The new materials are easier to mould into different shapes and the thickness of the material can be reduced, which is important for biomedicine where patients require personalised prosthetic devices and drug delivery systems. They need to be simple to adjust to the body of particular patients or users. Despite the shortness of the fibres, they maintain the mechanical robustness usually found in longer fibres.

The shape of carbon composite materials can also be modified via applied electrical fields, and adjusted, bent and stretched. This presents a bounty of potential applications in the future. But for the moment, Grattoni says, the focus is on implantable systems that can be adjusted without mechanical action or activation.

Powering prosthetics

While the focus of Grattoni’s work is on how carbon composites can improve nanomedical applications, developments in manufacturing the material will leave an impact outside his field. For conventional prosthetic devices, such as Alex Hunt’s arm, the composite materials will offer a more cost-effective way of creating robust structures and facilitate a better manufacturing process.
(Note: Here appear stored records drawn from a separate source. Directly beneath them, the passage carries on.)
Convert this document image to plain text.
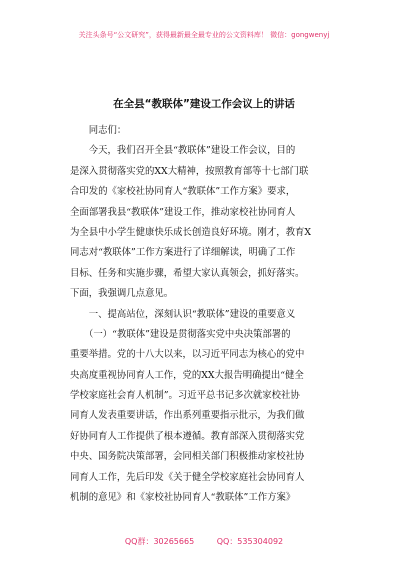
关注头条号“公文研究”，获得最新最全最专业的公文资料库！ 微信：gongwenyj
在全县“教联体”建设工作会议上的讲话
　　同志们：
　　今天，我们召开全县“教联体”建设工作会议，目的
是深入贯彻落实党的XX大精神，按照教育部等十七部门联
合印发的《家校社协同育人“教联体”工作方案》要求，
全面部署我县“教联体”建设工作，推动家校社协同育人
为全县中小学生健康快乐成长创造良好环境。刚才，教育X
同志对“教联体”工作方案进行了详细解读，明确了工作
目标、任务和实施步骤，希望大家认真领会，抓好落实。
下面，我强调几点意见。
　　一、提高站位，深刻认识“教联体”建设的重要意义
　　（一）“教联体”建设是贯彻落实党中央决策部署的
重要举措。党的十八大以来，以习近平同志为核心的党中
央高度重视协同育人工作，党的XX大报告明确提出“健全
学校家庭社会育人机制”。习近平总书记多次就家校社协
同育人发表重要讲话，作出系列重要指示批示，为我们做
好协同育人工作提供了根本遵循。教育部深入贯彻落实党
中央、国务院决策部署，会同相关部门积极推动家校社协
同育人工作，先后印发《关于健全学校家庭社会协同育人
机制的意见》和《家校社协同育人“教联体”工作方案》
QQ群：30265665	QQ：535304092
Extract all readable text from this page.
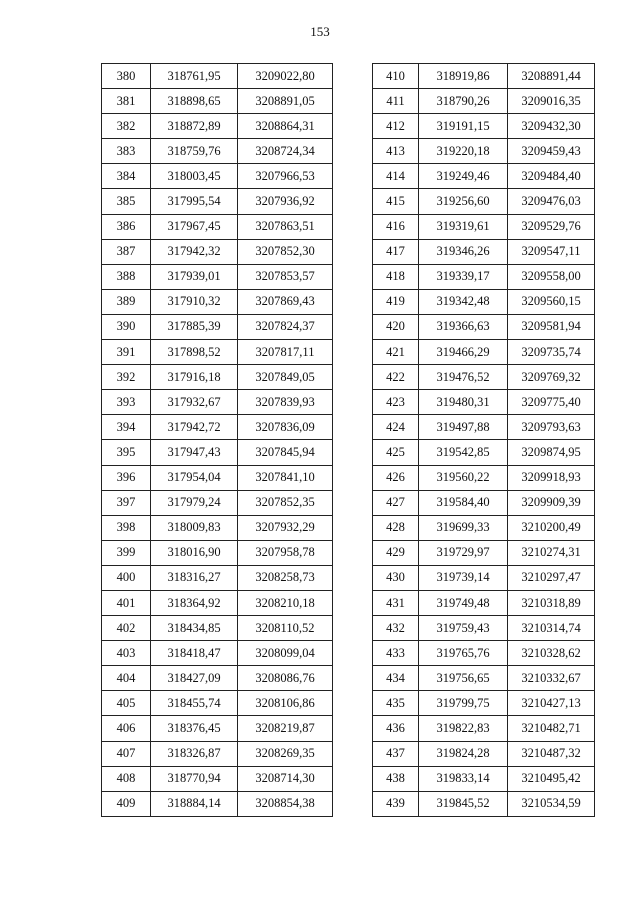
153
380	318761,95	3209022,80
381	318898,65	3208891,05
382	318872,89	3208864,31
383	318759,76	3208724,34
384	318003,45	3207966,53
385	317995,54	3207936,92
386	317967,45	3207863,51
387	317942,32	3207852,30
388	317939,01	3207853,57
389	317910,32	3207869,43
390	317885,39	3207824,37
391	317898,52	3207817,11
392	317916,18	3207849,05
393	317932,67	3207839,93
394	317942,72	3207836,09
395	317947,43	3207845,94
396	317954,04	3207841,10
397	317979,24	3207852,35
398	318009,83	3207932,29
399	318016,90	3207958,78
400	318316,27	3208258,73
401	318364,92	3208210,18
402	318434,85	3208110,52
403	318418,47	3208099,04
404	318427,09	3208086,76
405	318455,74	3208106,86
406	318376,45	3208219,87
407	318326,87	3208269,35
408	318770,94	3208714,30
409	318884,14	3208854,38
410	318919,86	3208891,44
411	318790,26	3209016,35
412	319191,15	3209432,30
413	319220,18	3209459,43
414	319249,46	3209484,40
415	319256,60	3209476,03
416	319319,61	3209529,76
417	319346,26	3209547,11
418	319339,17	3209558,00
419	319342,48	3209560,15
420	319366,63	3209581,94
421	319466,29	3209735,74
422	319476,52	3209769,32
423	319480,31	3209775,40
424	319497,88	3209793,63
425	319542,85	3209874,95
426	319560,22	3209918,93
427	319584,40	3209909,39
428	319699,33	3210200,49
429	319729,97	3210274,31
430	319739,14	3210297,47
431	319749,48	3210318,89
432	319759,43	3210314,74
433	319765,76	3210328,62
434	319756,65	3210332,67
435	319799,75	3210427,13
436	319822,83	3210482,71
437	319824,28	3210487,32
438	319833,14	3210495,42
439	319845,52	3210534,59
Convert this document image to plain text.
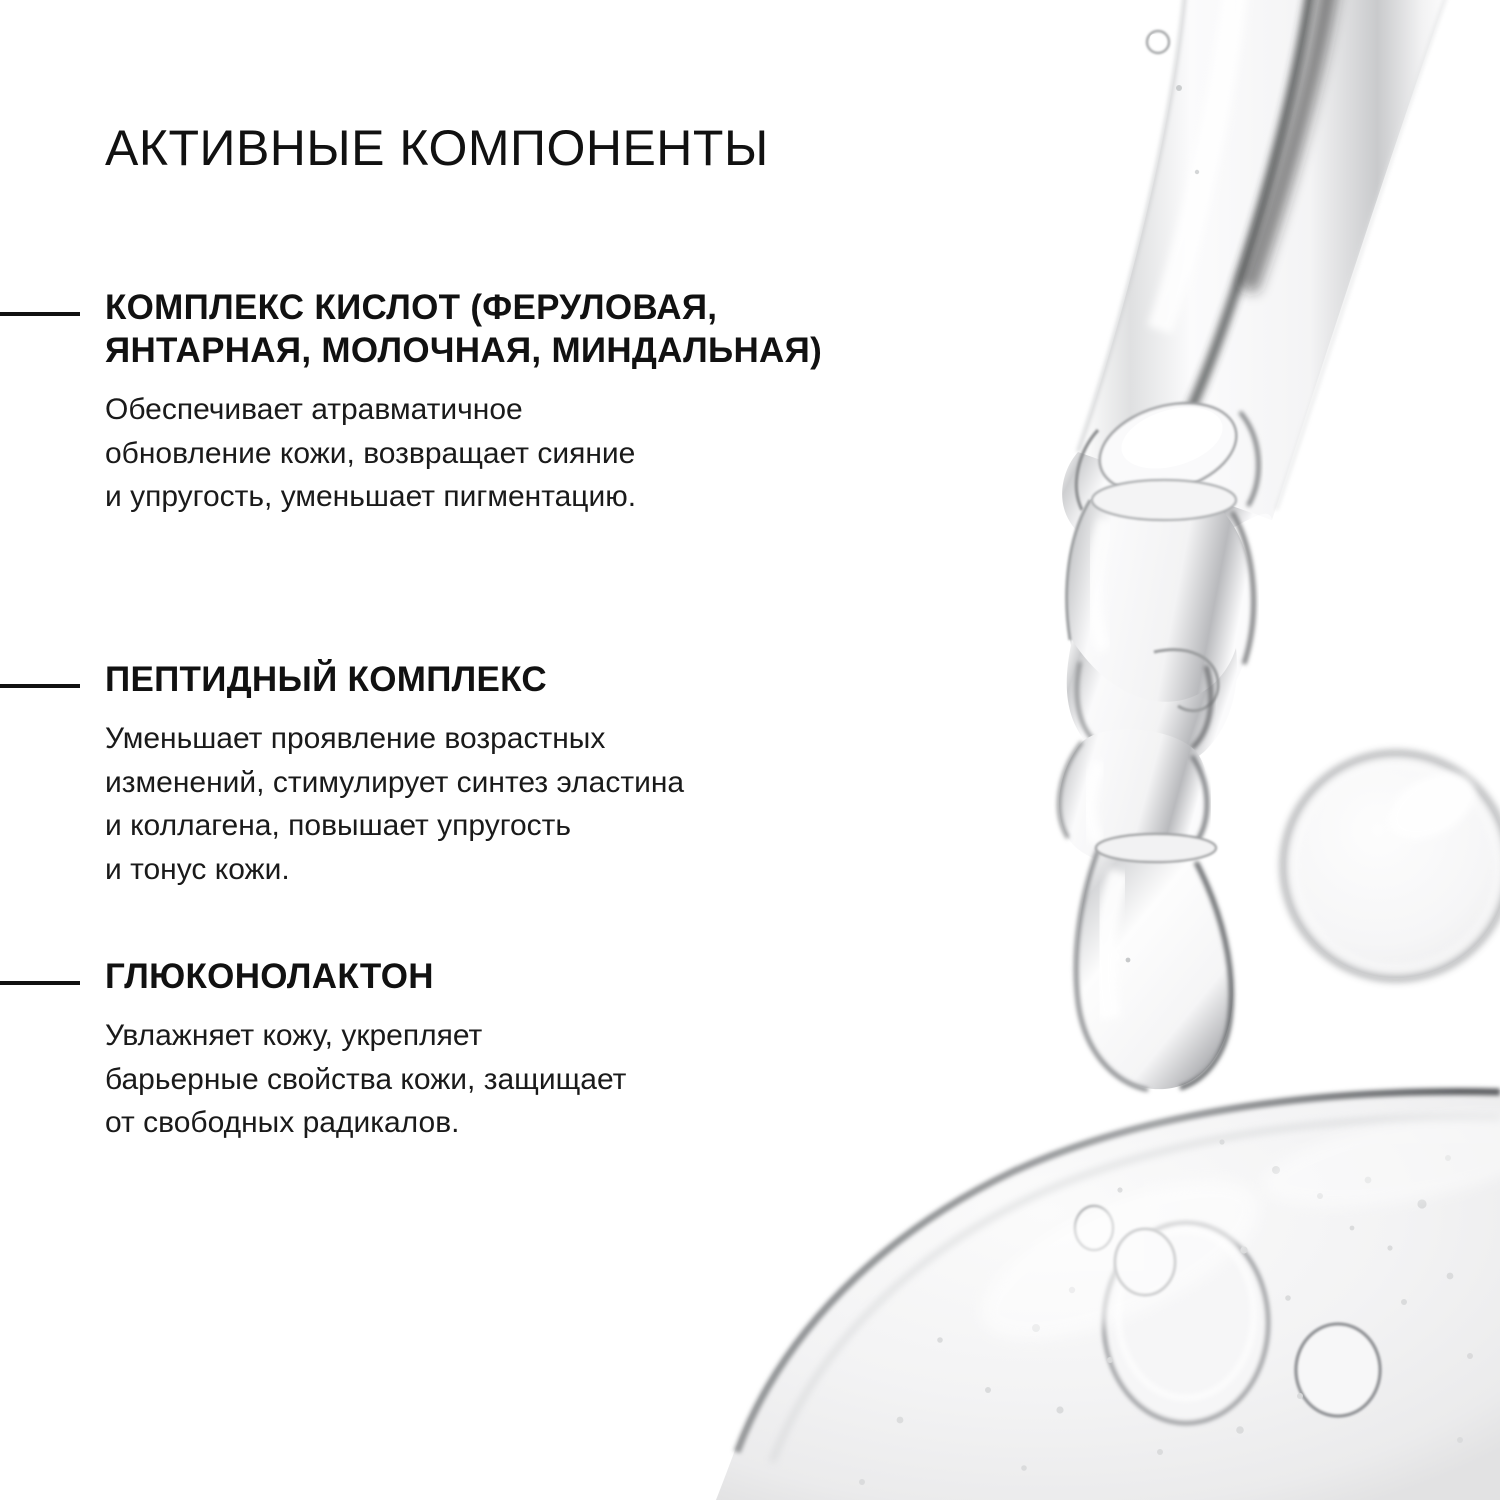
АКТИВНЫЕ КОМПОНЕНТЫ
КОМПЛЕКС КИСЛОТ (ФЕРУЛОВАЯ, ЯНТАРНАЯ, МОЛОЧНАЯ, МИНДАЛЬНАЯ)

Обеспечивает атравматичное
обновление кожи, возвращает сияние
и упругость, уменьшает пигментацию.

ПЕПТИДНЫЙ КОМПЛЕКС

Уменьшает проявление возрастных
изменений, стимулирует синтез эластина
и коллагена, повышает упругость
и тонус кожи.

ГЛЮКОНОЛАКТОН

Увлажняет кожу, укрепляет
барьерные свойства кожи, защищает
от свободных радикалов.
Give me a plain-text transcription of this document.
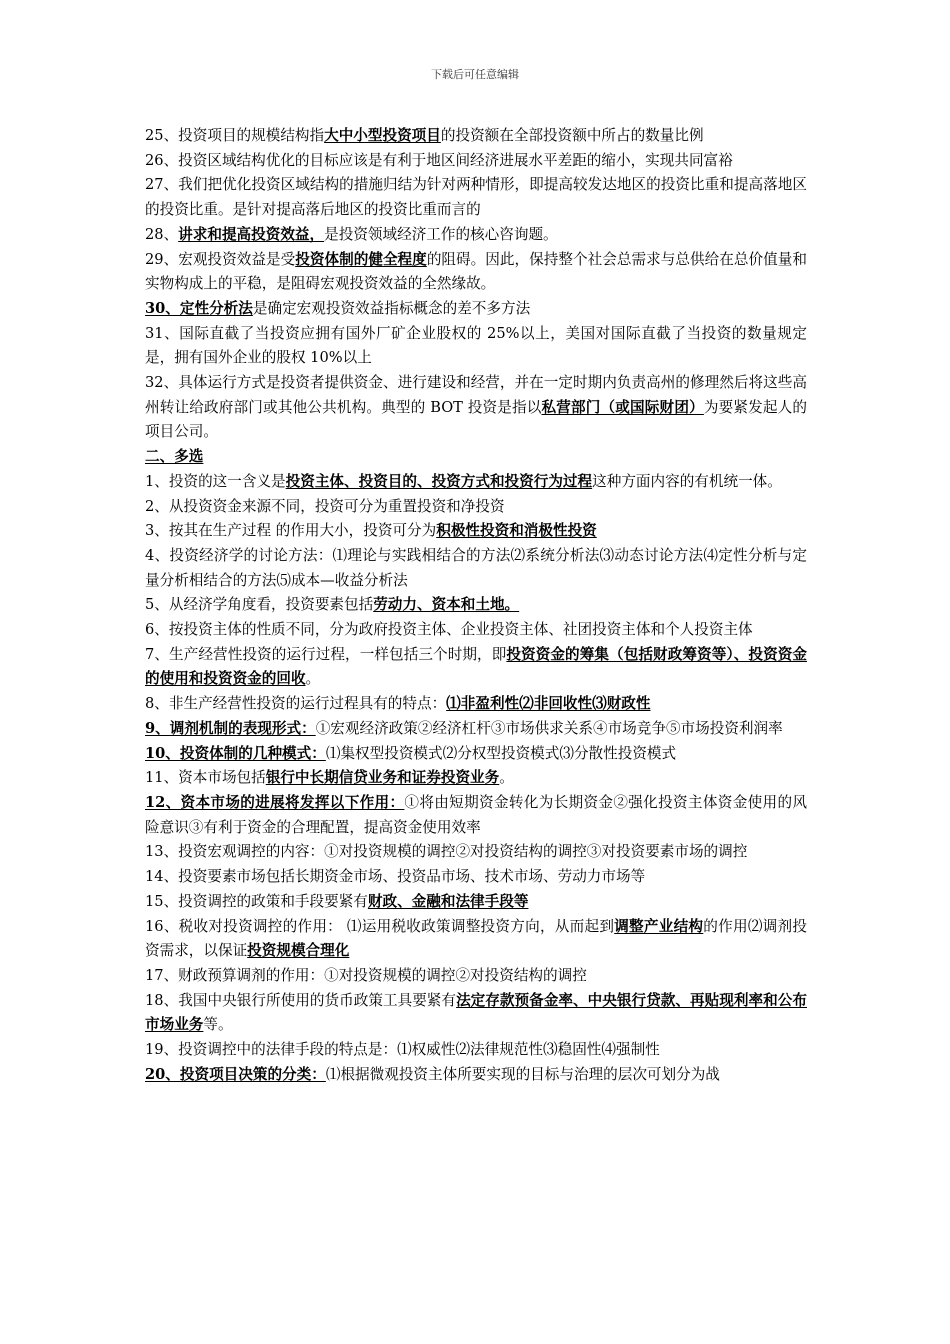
下载后可任意编辑

25、投资项目的规模结构指大中小型投资项目的投资额在全部投资额中所占的数量比例

26、投资区域结构优化的目标应该是有利于地区间经济进展水平差距的缩小，实现共同富裕

27、我们把优化投资区域结构的措施归结为针对两种情形，即提高较发达地区的投资比重和提高落地区的投资比重。是针对提高落后地区的投资比重而言的

28、讲求和提高投资效益，是投资领域经济工作的核心咨询题。

29、宏观投资效益是受投资体制的健全程度的阻碍。因此，保持整个社会总需求与总供给在总价值量和实物构成上的平稳，是阻碍宏观投资效益的全然缘故。

30、定性分析法是确定宏观投资效益指标概念的差不多方法

31、国际直截了当投资应拥有国外厂矿企业股权的 25%以上，美国对国际直截了当投资的数量规定是，拥有国外企业的股权 10%以上

32、具体运行方式是投资者提供资金、进行建设和经营，并在一定时期内负责高州的修理然后将这些高州转让给政府部门或其他公共机构。典型的 BOT 投资是指以私营部门（或国际财团）为要紧发起人的项目公司。

二、多选

1、投资的这一含义是投资主体、投资目的、投资方式和投资行为过程这种方面内容的有机统一体。

2、从投资资金来源不同，投资可分为重置投资和净投资

3、按其在生产过程 的作用大小，投资可分为积极性投资和消极性投资

4、投资经济学的讨论方法：⑴理论与实践相结合的方法⑵系统分析法⑶动态讨论方法⑷定性分析与定量分析相结合的方法⑸成本—收益分析法

5、从经济学角度看，投资要素包括劳动力、资本和土地。

6、按投资主体的性质不同，分为政府投资主体、企业投资主体、社团投资主体和个人投资主体

7、生产经营性投资的运行过程，一样包括三个时期，即投资资金的筹集（包括财政筹资等）、投资资金的使用和投资资金的回收。

8、非生产经营性投资的运行过程具有的特点：⑴非盈利性⑵非回收性⑶财政性

9、调剂机制的表现形式：①宏观经济政策②经济杠杆③市场供求关系④市场竞争⑤市场投资利润率

10、投资体制的几种模式：⑴集权型投资模式⑵分权型投资模式⑶分散性投资模式

11、资本市场包括银行中长期信贷业务和证券投资业务。

12、资本市场的进展将发挥以下作用：①将由短期资金转化为长期资金②强化投资主体资金使用的风险意识③有利于资金的合理配置，提高资金使用效率

13、投资宏观调控的内容：①对投资规模的调控②对投资结构的调控③对投资要素市场的调控

14、投资要素市场包括长期资金市场、投资品市场、技术市场、劳动力市场等

15、投资调控的政策和手段要紧有财政、金融和法律手段等

16、税收对投资调控的作用： ⑴运用税收政策调整投资方向，从而起到调整产业结构的作用⑵调剂投资需求，以保证投资规模合理化

17、财政预算调剂的作用：①对投资规模的调控②对投资结构的调控

18、我国中央银行所使用的货币政策工具要紧有法定存款预备金率、中央银行贷款、再贴现利率和公布市场业务等。

19、投资调控中的法律手段的特点是：⑴权威性⑵法律规范性⑶稳固性⑷强制性

20、投资项目决策的分类：⑴根据微观投资主体所要实现的目标与治理的层次可划分为战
Grattoni believes there is also potential for 3D printing these materials. “The way I see it, there will be a major reduction in cost in fabricating devices,” he says, “Also, when talking about implanted systems, the biggest advantage will be in the context of forming them specifically to patient needs and the anatomy of the patient, which is key in many particular types of applications.”

Carbon fibre composite materials are expensive to manufacture. The partnership between Lamborghini and HMRI is an exciting start to make medical devices more costeffective and long-lasting. The power of these materials has already been seen on the tennis court and athletics track. Now is the time to explore the hidden space beneath the human skin, where developments wield great potential.

If they prove to be biocompatible, prosthetic implants and subcutaneous devices made from carbon composites could lead to significant breakthroughs in controlled drug delivery, greatly assisting those living with cancer or HIV. With Grattoni and the HMRI team hard at work, and Lamborghini revved up behind them, development might just come fast.